The final kings of Judah were all condemned one after another for their unrighteous, wicked ways: Jehoahaz who “did evil in the eyes of the Lord” (2 Kings 23:32) and Jehoiakim “who built his palace by unrighteousness” (Jeremiah 22:13). About Jehoiachin, the prophet said, “I will weep in secret because of your pride” (Jeremiah 13:17). And finally there was Zedekiah, “who became stiff-necked and hardened his heart and would not turn to the Lord’” (2 Chronicles 36:13). He was so evil and unloved by the people that they preferred to reckon their calendar by the previous king, who had only reigned about three weeks (see Esther 2:6; Ezekiel 1:2, and 2 Kings 25:27-30). Each of those wicked men sought their own glory and not the Lord’s righteousness or truth. Unlike their great-grandfather Manasseh, there is no record of their repentance or return to the truth (2 Chronicles 33:12-13).
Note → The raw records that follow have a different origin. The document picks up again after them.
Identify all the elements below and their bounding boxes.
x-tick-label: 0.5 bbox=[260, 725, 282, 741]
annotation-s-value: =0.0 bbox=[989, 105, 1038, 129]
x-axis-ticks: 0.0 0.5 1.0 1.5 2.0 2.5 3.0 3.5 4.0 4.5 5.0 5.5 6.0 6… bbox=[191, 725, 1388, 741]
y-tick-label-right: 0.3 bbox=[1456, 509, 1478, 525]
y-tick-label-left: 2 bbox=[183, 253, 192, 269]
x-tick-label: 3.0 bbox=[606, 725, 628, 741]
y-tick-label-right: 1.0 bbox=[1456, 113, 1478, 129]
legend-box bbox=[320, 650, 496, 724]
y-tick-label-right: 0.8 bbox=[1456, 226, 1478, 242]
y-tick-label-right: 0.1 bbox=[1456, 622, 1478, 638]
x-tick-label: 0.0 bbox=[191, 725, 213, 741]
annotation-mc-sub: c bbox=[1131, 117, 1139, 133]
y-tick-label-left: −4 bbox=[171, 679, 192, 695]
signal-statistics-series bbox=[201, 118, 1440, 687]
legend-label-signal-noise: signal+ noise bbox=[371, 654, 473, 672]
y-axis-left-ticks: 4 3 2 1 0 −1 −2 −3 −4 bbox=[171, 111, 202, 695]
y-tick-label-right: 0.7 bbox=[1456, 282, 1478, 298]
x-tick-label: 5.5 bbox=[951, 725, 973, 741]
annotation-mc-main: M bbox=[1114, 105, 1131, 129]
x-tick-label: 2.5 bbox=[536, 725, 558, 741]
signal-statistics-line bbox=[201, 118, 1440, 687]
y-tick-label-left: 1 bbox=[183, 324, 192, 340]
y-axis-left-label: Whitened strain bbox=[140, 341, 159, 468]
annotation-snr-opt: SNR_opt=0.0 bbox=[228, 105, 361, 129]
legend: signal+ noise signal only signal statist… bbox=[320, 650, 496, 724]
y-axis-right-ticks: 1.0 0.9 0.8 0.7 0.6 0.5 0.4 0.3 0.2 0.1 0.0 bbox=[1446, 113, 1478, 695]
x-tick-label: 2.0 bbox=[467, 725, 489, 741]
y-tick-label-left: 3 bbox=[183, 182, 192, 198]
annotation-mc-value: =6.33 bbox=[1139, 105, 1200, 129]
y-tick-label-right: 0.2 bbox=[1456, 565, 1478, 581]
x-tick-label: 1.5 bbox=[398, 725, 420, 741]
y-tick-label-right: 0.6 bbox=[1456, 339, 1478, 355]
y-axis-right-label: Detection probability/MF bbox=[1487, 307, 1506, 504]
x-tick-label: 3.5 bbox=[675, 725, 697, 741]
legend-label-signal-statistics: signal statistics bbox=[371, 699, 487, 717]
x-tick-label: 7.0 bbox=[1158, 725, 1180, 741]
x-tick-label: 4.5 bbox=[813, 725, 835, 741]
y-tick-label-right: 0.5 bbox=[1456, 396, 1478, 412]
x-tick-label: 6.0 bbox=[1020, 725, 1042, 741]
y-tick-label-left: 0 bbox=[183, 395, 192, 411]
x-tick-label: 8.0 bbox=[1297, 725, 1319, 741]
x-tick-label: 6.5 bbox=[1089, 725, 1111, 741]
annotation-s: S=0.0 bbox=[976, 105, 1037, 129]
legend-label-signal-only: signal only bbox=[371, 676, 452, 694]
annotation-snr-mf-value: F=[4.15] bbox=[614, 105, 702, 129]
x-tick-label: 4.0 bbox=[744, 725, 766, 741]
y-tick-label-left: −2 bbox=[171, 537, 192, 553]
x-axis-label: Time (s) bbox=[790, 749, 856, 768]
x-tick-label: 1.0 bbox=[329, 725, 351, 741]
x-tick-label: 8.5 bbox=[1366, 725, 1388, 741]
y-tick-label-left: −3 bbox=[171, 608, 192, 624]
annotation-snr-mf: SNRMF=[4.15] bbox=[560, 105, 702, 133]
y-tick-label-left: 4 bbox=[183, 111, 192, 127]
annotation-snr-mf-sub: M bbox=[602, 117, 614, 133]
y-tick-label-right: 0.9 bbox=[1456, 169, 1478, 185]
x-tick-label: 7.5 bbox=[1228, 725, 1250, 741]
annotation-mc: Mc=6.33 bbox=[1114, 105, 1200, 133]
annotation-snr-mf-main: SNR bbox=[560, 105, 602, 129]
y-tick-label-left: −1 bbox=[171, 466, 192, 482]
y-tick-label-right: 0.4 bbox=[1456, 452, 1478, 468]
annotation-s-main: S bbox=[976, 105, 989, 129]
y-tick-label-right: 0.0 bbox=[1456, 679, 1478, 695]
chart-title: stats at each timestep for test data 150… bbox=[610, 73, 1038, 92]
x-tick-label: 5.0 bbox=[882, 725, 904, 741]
Love turns away from unrighteousness, and even rebukes it. Love will not let go but will be like Elisha rebuking his servant when Naaman the famous Syrian soldier came to the prophet to be healed of his leprosy. Although Elisha had refused payment for healing the man, his servant ran after him and lied about some needy students and took money and gifts for himself that were meant for someone else. Elisha’s judgment on the servant was severe: “Naaman’s leprosy will cling to you forever” (2 Kings 5:27). His servant’s leprosy would be a reminder of how he had fallen into the sin of greedy unrighteousness.
John says: “If anyone comes to you and does not bring this (true) teaching, do not take him into your house or welcome him. Anyone who welcomes him shares his wicked work” (2 John 1:10-11). So when the Christian, in love, refuses to have anything to do with a false teacher, it is not an unloving act, but a loving one. It is meant to keep the believer safe from more false teaching (which is like an infection) and also a judgment that the false teacher will hear. Paul told Titus: “Warn a divisive person once, and then warn him a second time. After that, have nothing to do with him” (Titus 3:10).
Love especially rejoices at the truth. This is not just being happy when the truth is proclaimed, although it must be happy and express this, because so many hate the word of God and the truth of God’s revelation for mankind. But love means turning from sins against the Fifth Commandment in particular: all sins of hatred and anger and the terrible things that come from them (murder, war, robbery, arson, quarreling and bickering, poisoning, being angry about someone else’s good fortune or rejoicing over his misfortune). Love also means being patient, meek, kind, peace loving and merciful. Love means having a tender and friendly heart, and a desire to live in harmony with God’s people and with enemies as well. Love is sad when someone is misled about the truth or misled into falsehood.
How closely love is connected to faith! “The only thing that counts,” Paul says, “is faith expressing itself through love” (Galatians 5:6). And he praises the Ephesians from prison: “I heard about your faith in the Lord and your love for all the saints” (Ephesians 1:15). To the Thessalonians he says “Timothy has brought good news about your faith and love” (1 Thessalonians 3:6), and again, “We continually remember before our God and Father your work produced by faith, your labor prompted by love, and your endurance inspired by hope” (1 Thessalonians 1:3).
Love shows the Christian’s faith in everything he does. Love is like a tool or a skill in the believer’s acts. It is like a tool at work wherever the blueprint of faith is followed closely. For the one is the stamp of God’s plan in our heart, and the other is the working of that plan in our lives.